Calibration: The process of aligning your judgment with platform standards via practice tasks scored against reference answers.
Tier: Your performance level on a platform (entry, mid, senior). Determines your pay rate and task pool access.
Tasks and roles
Coding evaluator: Reviews code for correctness, edge cases, style. Most common technical role.
RLHF annotator: Provides preferences over model outputs, typically pairwise (A or B better).
Domain expert: Credentialed evaluator (MD, JD, PhD, CFA) for specialty work.
Agent task evaluator: Scores AI agents that take multi-step actions (browse, code, call APIs).
Long-context evaluator: Evaluates model use of long documents (50+ pages) when answering questions.
Red teamer: Tries to make models fail or produce harmful outputs.
Reference solution writer: Writes ideal answers used as training ground truth.
Quality and scoring
Quality score: Numerical rating (typically 0–1) of your evaluation accuracy on a task.
Inter-rater agreement: How often two independent raters reach similar conclusions on the same task. Higher = better rubric.
Justification: Written explanation of your scoring rationale. Major score-dimension on most platforms.
Rolling weighted average: Your quality score computed across recent N tasks (typically 80–120). Determines tier eligibility.
Platform mechanics
Specialty pool: Gated task pool for specific work types (framework, niche language, domain). Pays premium rates.
Task drop: When a batch of tasks becomes available on the platform.
Pay cycle: Frequency of contractor payouts (Outlier weekly, Mercor bi-weekly).
Onboarding: Initial period combining application + calibration + first paid tasks.
Routing priority: How quickly you see new task drops; affected by tier and Outlier+ status.
Application process
Coding sample: Take-home programming test during application.
Work sample: Mercor/Surge written + coding test, longer than coding sample alone.
AI screener: Mercor's AI-conducted video interview.
Vetting interview: Turing's human-conducted technical interview.
Model concepts
Hallucination: Confident model output unsupported by source/knowledge/reasoning.
Pattern completion: Model treats similar things as identical (failure mode).
Constitutional AI: Approach where models are trained against specific principles. Specialty work category.
Multi-step reasoning: Tasks where models must chain multiple inferences.
Long-context: 1M+ token model contexts (small library of text).
Agent: AI model wrapped in a runtime that can take actions (browse, code, call APIs).
Compensation
Effective hourly rate: Gross earnings ÷ actual hours worked, accounting for unpaid wait time.
Specialty premium: Higher rate for specific specialty work (typically 10–40% above base).

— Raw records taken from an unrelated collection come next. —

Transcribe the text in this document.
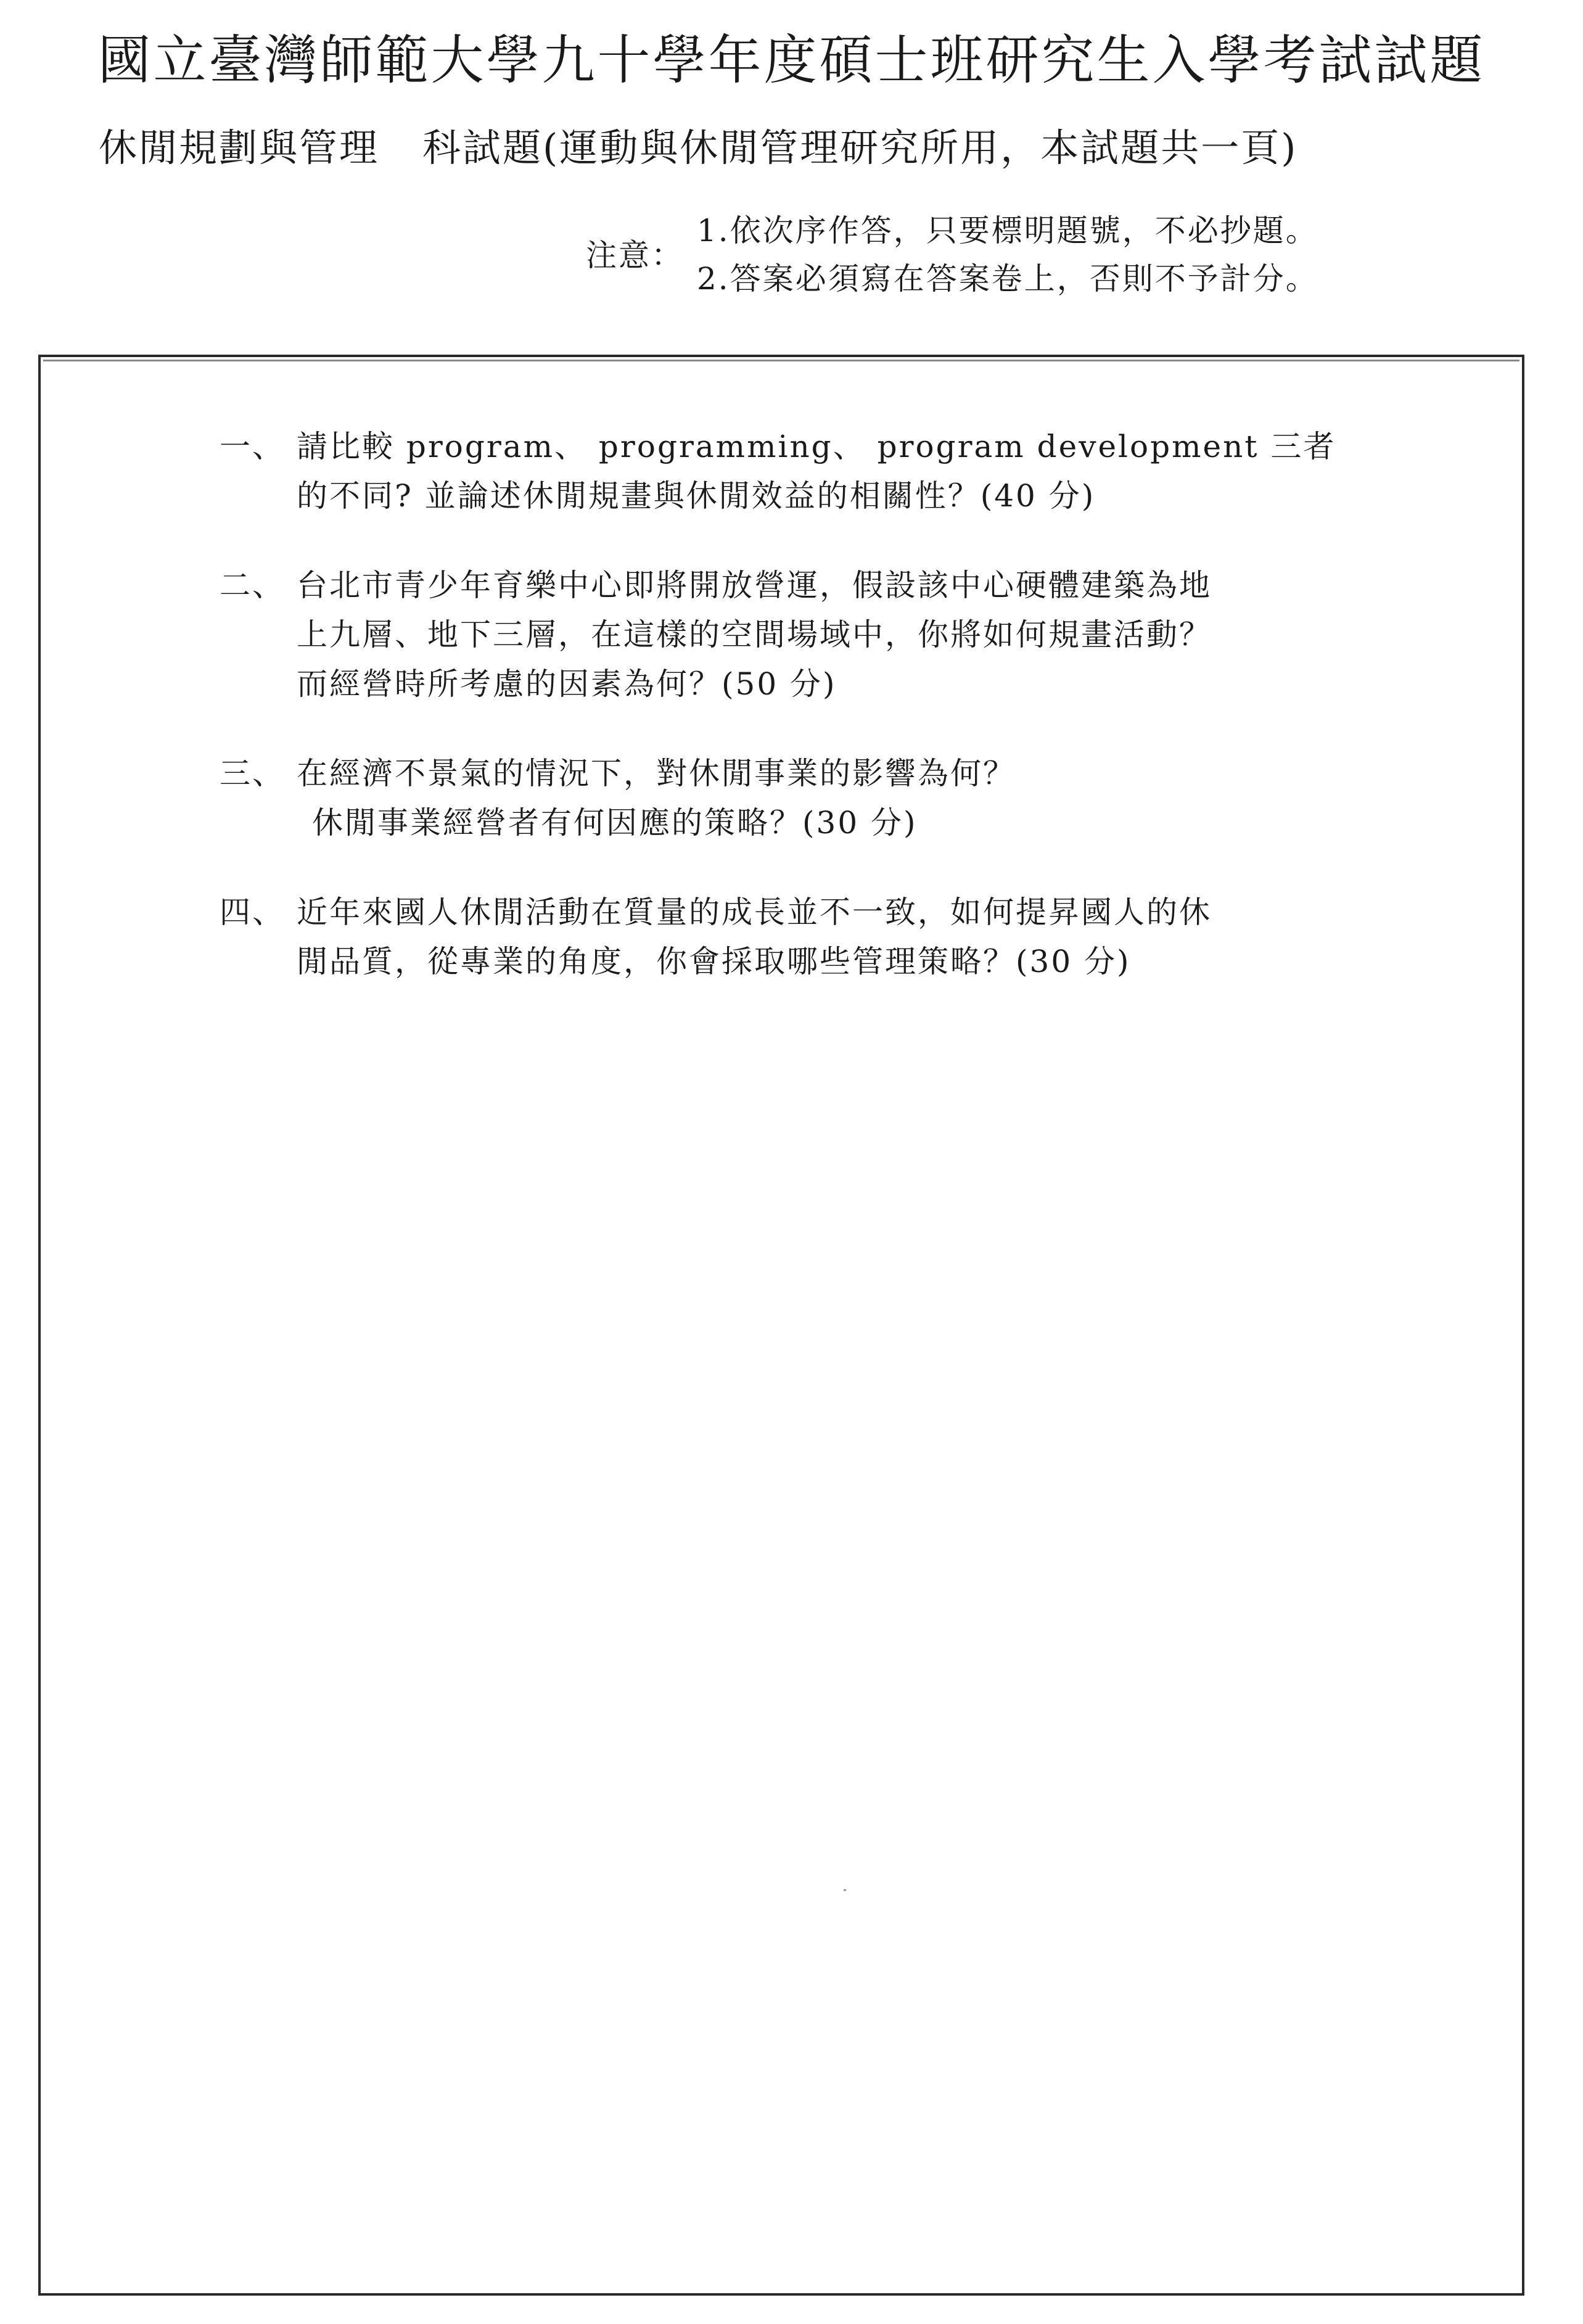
國立臺灣師範大學九十學年度碩士班研究生入學考試試題
休閒規劃與管理 科試題(運動與休閒管理研究所用，本試題共一頁)
注意：
1.依次序作答，只要標明題號，不必抄題。
2.答案必須寫在答案卷上，否則不予計分。
一、 請比較 program、 programming、 program development 三者
的不同? 並論述休閒規畫與休閒效益的相關性？(40 分)
二、 台北市青少年育樂中心即將開放營運，假設該中心硬體建築為地
上九層、地下三層，在這樣的空間場域中，你將如何規畫活動？
而經營時所考慮的因素為何？(50 分)
三、 在經濟不景氣的情況下，對休閒事業的影響為何？
休閒事業經營者有何因應的策略？(30 分)
四、 近年來國人休閒活動在質量的成長並不一致，如何提昇國人的休
閒品質，從專業的角度，你會採取哪些管理策略？(30 分)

Bounty: One-time payment for specific findings (red team programs).
Outlier+: Outlier's $39/month premium tier for priority routing.
Tax and payment
1099: US tax form for self-employed income.
Schedule C: US tax form for self-employment business income.
SEP-IRA / Solo 401(k): Self-employed retirement accounts with high contribution caps.
FIRC: Foreign Inward Remittance Certificate, India equivalent of foreign-income receipt.
Wise / Payoneer: Cross-border payment platforms commonly used by AI training contractors.
Career
Tier-up: Promotion to higher tier (entry → mid → senior).
Specialty calibration: Calibration tasks specific to a specialty pool, gating that pool's access.
Quality coach: Senior contractor who provides feedback in some specialty pools.
Program manager: Platform employee who runs specific contractor programs; can negotiate rates.
Bottom line
The vocabulary of AI training contracting is specific and worth learning. New contractors who use these terms accurately in applications and interviews signal experience. Senior contractors should be able to define each of these without thinking.